By Stephen Bland (TMFPyad)
March 18, 2005

I could answer by saying Why Not Value? Old hands will know what I mean, however such sophistry hardly answers the title question for a beginner.

In Value Investor, my monthly subscription newsletter, we select two value trading shares each month plus a long-term hold high yield share. It is perfectly reasonable for people, beginners particularly, to ask what exactly is attractive about value shares and why they are a preferred trading approach compared with the many others out there. Since I am selling the idea I have to come up with plausible answers.

In recent articles, I have outlined the quintessential technicalities of the strategy. These are concerned with firstly minimising the downside and secondly maximising the upside through the use of a series of popular fundamental ratios and facts about a share. Although these spell out the methodology of the approach they may not tell the whole story of its success. It is one thing to explain the mechanics of a trading strategy but that alone does not necessarily tell you why it ought to score. I am writing here about the necessity for investment logic to be present in any strategy.

One thing which characterises successful traders in anything is the ability to buy cheap. Far more important than selling dear is the process of locating the cheapest possible source of the items they trade. This is because they can't do much about the selling price, it is dictated by the market, so that the only way to increase the margin is to buy cheaper than others, perhaps by seeing an opportunity that others miss. Unusually cheap items don't appear that often, they wouldn't be unusually cheap otherwise, but spotting these can be the key to much bigger profits than the average trader. Value Investor aims to find these unusually cheap shares in the stock market.

I've seen this with something as crude as second hand cars. A lot of these come through the trade to dealers as part exchanges and consequently they are bought at a trade market price which the dealer marks up for his sale. But by buying privately and then selling on as a dealer to the public, far greater margins can sometimes be obtained. Privately sold car are cheaper than dealers anyway but sometimes the price can be pushed down much further than that. It requires work, travelling the country seeking out those special buys, but it can be very rewarding.

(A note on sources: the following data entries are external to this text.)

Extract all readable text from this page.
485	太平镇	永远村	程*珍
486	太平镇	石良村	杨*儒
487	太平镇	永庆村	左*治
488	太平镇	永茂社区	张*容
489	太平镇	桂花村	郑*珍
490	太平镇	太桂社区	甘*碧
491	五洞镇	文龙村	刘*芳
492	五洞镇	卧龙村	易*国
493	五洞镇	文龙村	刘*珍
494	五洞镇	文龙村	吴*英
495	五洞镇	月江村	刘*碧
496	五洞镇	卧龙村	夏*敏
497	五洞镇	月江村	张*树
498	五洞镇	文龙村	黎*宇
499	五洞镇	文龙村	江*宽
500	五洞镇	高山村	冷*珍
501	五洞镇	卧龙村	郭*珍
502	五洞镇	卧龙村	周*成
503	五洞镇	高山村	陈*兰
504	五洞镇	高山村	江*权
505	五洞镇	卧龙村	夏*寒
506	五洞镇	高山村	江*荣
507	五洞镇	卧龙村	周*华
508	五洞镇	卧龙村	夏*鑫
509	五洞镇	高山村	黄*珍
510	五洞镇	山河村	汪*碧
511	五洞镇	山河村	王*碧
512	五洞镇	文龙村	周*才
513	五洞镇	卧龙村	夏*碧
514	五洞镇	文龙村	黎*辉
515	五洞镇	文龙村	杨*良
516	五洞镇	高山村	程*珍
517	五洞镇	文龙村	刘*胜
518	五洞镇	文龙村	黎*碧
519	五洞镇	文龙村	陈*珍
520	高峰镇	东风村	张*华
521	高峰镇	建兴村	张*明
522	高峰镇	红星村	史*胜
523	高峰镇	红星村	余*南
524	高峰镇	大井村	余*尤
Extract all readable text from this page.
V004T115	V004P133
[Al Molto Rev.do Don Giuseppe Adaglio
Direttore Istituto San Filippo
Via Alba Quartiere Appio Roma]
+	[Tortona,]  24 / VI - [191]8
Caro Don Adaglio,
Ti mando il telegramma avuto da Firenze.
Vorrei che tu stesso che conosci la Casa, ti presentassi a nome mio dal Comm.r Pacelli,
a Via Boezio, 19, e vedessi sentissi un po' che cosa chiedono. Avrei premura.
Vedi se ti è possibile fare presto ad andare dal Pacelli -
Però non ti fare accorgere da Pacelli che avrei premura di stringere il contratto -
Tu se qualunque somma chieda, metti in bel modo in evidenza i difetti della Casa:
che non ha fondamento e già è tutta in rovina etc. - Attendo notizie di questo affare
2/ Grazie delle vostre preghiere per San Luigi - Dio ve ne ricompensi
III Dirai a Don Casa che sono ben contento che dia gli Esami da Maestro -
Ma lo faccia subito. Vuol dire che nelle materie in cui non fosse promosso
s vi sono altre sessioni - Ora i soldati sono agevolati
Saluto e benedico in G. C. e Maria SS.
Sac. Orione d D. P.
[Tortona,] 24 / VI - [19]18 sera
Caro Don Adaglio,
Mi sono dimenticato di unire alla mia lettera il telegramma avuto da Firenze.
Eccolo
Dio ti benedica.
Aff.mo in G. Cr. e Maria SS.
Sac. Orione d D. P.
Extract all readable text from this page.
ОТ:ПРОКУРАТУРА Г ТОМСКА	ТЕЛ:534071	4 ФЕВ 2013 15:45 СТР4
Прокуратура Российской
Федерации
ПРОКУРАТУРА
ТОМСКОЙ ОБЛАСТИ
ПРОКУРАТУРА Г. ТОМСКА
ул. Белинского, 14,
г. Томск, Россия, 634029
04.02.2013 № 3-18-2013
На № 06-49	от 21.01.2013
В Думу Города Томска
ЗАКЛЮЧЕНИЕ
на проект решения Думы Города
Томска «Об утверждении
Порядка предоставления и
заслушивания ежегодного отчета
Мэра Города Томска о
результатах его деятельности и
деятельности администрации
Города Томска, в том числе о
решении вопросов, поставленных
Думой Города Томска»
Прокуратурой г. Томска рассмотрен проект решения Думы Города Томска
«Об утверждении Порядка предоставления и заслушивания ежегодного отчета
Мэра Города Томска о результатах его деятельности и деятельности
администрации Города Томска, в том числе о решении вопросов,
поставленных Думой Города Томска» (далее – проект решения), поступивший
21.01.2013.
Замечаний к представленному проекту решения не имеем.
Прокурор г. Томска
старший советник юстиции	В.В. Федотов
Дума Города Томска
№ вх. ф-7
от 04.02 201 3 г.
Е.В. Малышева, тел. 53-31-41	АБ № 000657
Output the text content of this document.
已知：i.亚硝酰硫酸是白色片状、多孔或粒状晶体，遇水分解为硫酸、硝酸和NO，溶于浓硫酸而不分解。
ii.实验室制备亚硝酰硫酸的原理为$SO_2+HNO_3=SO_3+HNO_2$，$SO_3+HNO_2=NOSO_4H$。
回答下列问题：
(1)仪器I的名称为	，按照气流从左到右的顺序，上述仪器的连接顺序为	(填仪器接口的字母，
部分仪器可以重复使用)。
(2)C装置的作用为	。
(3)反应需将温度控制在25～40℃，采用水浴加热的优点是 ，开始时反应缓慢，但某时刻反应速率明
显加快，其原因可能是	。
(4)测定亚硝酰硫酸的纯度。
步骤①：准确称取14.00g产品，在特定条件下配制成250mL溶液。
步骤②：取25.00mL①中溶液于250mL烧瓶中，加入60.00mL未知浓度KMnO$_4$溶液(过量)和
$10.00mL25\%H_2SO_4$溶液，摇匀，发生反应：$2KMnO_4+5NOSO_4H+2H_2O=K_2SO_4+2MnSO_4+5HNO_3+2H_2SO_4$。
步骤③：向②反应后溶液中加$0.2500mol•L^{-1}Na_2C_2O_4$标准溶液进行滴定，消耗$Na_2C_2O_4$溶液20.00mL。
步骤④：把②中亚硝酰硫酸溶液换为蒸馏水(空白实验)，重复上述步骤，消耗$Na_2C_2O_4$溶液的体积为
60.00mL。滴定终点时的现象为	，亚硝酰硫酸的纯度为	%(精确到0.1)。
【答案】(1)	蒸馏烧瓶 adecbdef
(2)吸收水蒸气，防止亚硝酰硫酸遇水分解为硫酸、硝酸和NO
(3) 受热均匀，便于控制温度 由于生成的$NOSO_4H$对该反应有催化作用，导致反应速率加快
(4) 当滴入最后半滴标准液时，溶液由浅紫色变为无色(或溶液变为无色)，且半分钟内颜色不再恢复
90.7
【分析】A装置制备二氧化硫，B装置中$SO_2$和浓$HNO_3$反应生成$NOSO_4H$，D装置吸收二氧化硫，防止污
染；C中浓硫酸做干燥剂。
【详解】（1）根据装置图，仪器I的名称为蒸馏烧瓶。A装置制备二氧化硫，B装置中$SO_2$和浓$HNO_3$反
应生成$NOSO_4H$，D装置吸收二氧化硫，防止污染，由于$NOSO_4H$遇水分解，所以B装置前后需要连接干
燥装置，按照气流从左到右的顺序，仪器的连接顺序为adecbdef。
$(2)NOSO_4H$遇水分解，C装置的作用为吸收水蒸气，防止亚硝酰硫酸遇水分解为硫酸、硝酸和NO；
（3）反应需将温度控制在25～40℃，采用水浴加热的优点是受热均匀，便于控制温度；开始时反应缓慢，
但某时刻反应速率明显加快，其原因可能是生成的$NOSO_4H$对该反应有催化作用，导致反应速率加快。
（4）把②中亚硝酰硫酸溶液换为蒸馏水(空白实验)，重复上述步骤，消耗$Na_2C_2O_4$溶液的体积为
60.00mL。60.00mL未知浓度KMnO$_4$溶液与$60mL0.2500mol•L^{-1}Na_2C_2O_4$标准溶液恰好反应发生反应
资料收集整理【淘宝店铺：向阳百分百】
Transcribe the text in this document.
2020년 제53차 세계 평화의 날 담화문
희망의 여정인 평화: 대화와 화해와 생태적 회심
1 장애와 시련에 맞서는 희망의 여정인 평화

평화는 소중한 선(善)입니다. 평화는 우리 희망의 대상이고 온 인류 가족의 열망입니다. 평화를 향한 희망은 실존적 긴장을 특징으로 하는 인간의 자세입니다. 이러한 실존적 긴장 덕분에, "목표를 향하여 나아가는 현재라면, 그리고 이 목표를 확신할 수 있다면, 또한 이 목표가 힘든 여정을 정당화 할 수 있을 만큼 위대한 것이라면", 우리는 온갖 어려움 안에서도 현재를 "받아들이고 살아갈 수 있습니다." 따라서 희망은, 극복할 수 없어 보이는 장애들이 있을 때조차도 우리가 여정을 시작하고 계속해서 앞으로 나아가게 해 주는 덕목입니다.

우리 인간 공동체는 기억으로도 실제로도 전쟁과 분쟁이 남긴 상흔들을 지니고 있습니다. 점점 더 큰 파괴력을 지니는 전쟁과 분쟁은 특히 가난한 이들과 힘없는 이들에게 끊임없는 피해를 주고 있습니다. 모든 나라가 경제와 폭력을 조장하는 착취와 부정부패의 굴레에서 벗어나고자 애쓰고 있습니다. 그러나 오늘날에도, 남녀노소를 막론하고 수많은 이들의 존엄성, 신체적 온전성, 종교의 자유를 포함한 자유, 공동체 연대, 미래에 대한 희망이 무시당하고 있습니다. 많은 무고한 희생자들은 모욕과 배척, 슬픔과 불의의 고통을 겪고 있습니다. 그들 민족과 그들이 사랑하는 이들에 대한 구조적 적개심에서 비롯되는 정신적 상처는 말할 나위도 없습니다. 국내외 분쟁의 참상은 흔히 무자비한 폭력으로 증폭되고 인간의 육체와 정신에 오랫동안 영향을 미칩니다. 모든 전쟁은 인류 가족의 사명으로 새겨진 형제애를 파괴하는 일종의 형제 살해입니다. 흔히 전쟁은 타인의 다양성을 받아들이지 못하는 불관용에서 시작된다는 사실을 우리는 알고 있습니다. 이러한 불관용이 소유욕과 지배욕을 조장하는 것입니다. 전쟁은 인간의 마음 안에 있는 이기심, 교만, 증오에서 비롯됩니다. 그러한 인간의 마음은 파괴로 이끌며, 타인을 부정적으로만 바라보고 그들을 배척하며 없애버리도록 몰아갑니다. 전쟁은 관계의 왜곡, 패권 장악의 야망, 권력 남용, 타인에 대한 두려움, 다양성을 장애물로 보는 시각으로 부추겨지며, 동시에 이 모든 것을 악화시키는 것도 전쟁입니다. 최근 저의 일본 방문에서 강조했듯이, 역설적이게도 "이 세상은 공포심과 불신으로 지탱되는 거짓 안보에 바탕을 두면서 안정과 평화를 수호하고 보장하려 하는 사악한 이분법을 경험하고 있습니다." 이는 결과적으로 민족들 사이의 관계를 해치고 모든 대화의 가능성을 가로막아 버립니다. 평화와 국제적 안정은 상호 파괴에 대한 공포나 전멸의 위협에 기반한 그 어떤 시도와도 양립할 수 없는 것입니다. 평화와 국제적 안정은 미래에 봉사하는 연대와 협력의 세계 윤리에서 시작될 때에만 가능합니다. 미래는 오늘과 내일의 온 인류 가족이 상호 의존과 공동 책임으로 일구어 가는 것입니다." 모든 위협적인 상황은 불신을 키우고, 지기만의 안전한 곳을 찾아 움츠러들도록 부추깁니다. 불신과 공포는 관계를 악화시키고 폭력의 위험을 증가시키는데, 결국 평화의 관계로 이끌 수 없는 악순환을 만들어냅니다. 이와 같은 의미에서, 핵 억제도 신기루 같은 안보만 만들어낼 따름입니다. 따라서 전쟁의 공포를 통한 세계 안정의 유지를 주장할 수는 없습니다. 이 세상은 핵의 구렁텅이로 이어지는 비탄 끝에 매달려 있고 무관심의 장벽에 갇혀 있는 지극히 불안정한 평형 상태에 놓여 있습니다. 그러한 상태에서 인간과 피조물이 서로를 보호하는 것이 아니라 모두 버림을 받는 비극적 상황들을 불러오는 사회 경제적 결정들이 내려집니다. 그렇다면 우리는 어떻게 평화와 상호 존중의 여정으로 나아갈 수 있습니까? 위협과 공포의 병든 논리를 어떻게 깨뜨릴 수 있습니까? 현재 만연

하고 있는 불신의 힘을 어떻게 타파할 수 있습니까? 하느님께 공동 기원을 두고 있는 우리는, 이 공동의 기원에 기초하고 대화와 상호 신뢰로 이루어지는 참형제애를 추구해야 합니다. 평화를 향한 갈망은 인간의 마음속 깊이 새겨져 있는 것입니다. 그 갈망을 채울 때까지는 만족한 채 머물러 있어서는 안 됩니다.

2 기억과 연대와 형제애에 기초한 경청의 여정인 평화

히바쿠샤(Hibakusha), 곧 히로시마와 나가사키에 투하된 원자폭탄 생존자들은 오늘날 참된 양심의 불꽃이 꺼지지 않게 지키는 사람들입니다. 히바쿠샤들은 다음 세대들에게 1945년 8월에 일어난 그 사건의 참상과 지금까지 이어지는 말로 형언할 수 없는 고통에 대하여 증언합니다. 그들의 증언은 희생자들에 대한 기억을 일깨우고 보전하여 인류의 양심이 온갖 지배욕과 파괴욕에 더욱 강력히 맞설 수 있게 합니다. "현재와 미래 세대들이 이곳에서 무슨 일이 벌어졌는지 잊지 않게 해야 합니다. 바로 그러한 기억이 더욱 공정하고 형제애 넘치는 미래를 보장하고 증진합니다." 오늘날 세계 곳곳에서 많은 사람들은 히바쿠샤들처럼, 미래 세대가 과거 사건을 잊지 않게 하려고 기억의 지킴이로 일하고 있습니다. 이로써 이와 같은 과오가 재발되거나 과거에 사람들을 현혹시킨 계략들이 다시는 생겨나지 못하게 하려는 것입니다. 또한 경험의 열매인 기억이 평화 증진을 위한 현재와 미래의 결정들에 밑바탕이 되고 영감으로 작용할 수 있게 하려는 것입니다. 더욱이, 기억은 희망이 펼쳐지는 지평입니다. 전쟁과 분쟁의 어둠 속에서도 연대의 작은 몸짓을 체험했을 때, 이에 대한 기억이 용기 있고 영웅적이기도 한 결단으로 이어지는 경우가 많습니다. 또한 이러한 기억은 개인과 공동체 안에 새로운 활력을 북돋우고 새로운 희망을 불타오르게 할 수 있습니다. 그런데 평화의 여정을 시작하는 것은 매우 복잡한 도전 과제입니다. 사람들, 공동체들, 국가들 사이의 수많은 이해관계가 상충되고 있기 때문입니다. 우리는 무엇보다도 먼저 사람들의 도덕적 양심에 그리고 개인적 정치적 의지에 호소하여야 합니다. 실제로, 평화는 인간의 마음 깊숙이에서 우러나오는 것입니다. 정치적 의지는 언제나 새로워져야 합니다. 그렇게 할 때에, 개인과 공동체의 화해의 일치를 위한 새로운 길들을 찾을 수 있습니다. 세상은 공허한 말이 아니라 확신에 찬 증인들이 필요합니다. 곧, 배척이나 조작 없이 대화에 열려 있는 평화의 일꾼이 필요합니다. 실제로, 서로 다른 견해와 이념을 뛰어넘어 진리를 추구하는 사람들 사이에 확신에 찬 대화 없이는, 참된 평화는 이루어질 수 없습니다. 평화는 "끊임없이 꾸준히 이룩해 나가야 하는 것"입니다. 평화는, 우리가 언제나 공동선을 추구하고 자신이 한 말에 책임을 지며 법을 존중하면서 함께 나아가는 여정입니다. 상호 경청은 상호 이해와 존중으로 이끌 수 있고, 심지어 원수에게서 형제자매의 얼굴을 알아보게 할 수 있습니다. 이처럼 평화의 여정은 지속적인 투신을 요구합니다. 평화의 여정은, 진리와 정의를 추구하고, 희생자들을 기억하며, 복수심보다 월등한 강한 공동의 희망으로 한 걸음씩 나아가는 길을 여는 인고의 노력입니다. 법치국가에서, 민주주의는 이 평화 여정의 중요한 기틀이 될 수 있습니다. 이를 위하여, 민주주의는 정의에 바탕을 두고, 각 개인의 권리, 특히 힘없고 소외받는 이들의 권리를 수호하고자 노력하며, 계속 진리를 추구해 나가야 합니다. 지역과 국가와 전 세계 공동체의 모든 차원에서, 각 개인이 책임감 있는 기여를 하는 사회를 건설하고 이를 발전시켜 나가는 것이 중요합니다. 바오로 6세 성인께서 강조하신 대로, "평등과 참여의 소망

The same goes with value shares. They require work and they work because they are bought for trading at a much lower rating than many other shares. Not because there is something wrong with them but simply because they are mispriced in the investor's opinion, though not that of the market. This is the key to the whole approach. Value works because it finds shares that are too cheap. Very similar to any other successful trading business.

This is what I mean by investment logic. It is clear that if you can buy something which you believe to be very cheap compared with the market, then you have a good chance later on of being able to sell it dearer. Additionally, you have a lesser chance of it going seriously wrong because it was already cheap in the first place. Compare this logic with that of buying average or dear shares. The latter may rise but in general they do not have as much potential scope to do so as value shares. For me, dear shares lack investment logic as much as cheap value shares possess it.

Note that this investment logic is quite irrespective of the mechanics of the approach. Even if you didn't know how to do it, the logic itself is unassailable. What remains is to work out the numerical or other data which indicates how to operate the process and that is what I have been describing in recent weeks.